La Guardia Civil ha detenido a un hombre como presunto autor de un delito de conducción temeraria y otro de tráfico de drogas después de protagonizar una huida de más de nueve kilómetros tras recibir la orden de detenerse en un control de alcohol y drogas establecido en la A-32, entre Bailén y Linares.

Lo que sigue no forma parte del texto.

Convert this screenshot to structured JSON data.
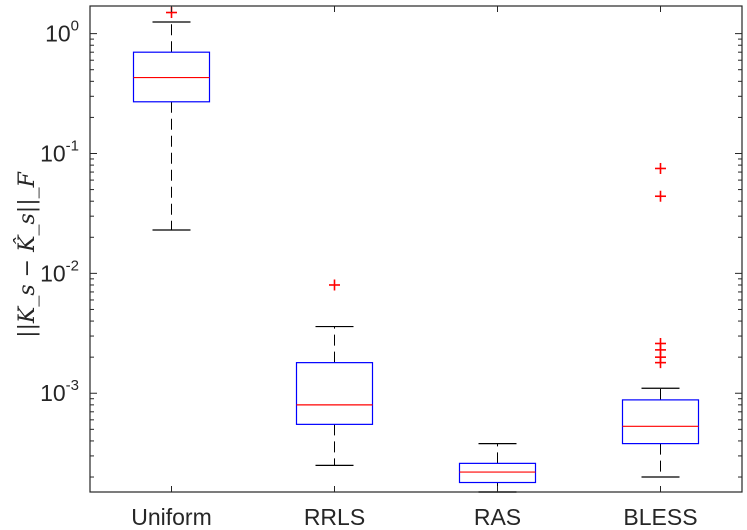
{
  "chart_data": {
    "type": "box",
    "title": "",
    "xlabel": "",
    "ylabel": "||K_s − K̂_s||_F",
    "yscale": "log",
    "ylim": [
      0.00015,
      1.7
    ],
    "yticks": [
      {
        "value": 1,
        "base": "10",
        "exp": "0"
      },
      {
        "value": 0.1,
        "base": "10",
        "exp": "-1"
      },
      {
        "value": 0.01,
        "base": "10",
        "exp": "-2"
      },
      {
        "value": 0.001,
        "base": "10",
        "exp": "-3"
      }
    ],
    "categories": [
      "Uniform",
      "RRLS",
      "RAS",
      "BLESS"
    ],
    "boxes": [
      {
        "name": "Uniform",
        "whisker_low": 0.023,
        "q1": 0.27,
        "median": 0.43,
        "q3": 0.7,
        "whisker_high": 1.25,
        "outliers": [
          1.5
        ]
      },
      {
        "name": "RRLS",
        "whisker_low": 0.00025,
        "q1": 0.00055,
        "median": 0.0008,
        "q3": 0.0018,
        "whisker_high": 0.0036,
        "outliers": [
          0.008
        ]
      },
      {
        "name": "RAS",
        "whisker_low": 0.00015,
        "q1": 0.00018,
        "median": 0.00022,
        "q3": 0.00026,
        "whisker_high": 0.00038,
        "outliers": []
      },
      {
        "name": "BLESS",
        "whisker_low": 0.0002,
        "q1": 0.00038,
        "median": 0.00053,
        "q3": 0.00088,
        "whisker_high": 0.0011,
        "outliers": [
          0.075,
          0.044,
          0.0026,
          0.0023,
          0.002,
          0.0018
        ]
      }
    ],
    "colors": {
      "box": "#0000ff",
      "median": "#ff0000",
      "whisker": "#000000",
      "outlier": "#ff0000",
      "axis": "#262626"
    },
    "grid": false,
    "legend": "none"
  }
}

Los hechos se produjeron el pasado 5 de agosto, cuando agentes del Subsector de Tráfico habían establecido un punto de verificación en esta vía. Al llegar al lugar, los agentes dieron el alto a un vehículo, pero su conductor aceleró bruscamente y emprendió la fuga, obligando a los guardias civiles a iniciar su persecución.
Durante más de nueve kilómetros, el detenido habría circulado de manera temeraria, esquivando a los agentes y poniendo en riesgo la seguridad del resto de usuarios de la carretera. La persecución terminó cuando el conductor perdió el control del vehículo y quedó inmovilizado en una zona de grava.
Los agentes pudieron entonces interceptarlo y proceder a la inspección del automóvil. En el registro encontraron una sustancia de color blanco que estaba oculta en el interior del vehículo. Las comprobaciones posteriores determinaron que se trataba de cocaína, con un peso total de 110 gramos.
La intervención desembocó en la detención del conductor, al que se atribuyen presuntamente dos delitos. Por un lado, uno contra la seguridad vial por conducción temeraria con manifiesto desprecio por la vida de los demás y, por otro, un delito contra la salud pública por tráfico de drogas.
La Guardia Civil señala que, en caso de condena, el delito de tráfico de drogas podría conllevar una pena de entre tres y seis años de prisión, además de multa. Por el delito contra la seguridad vial, las penas podrían situarse entre seis meses y dos años de prisión, junto con la retirada del permiso de conducir por un periodo de hasta seis años.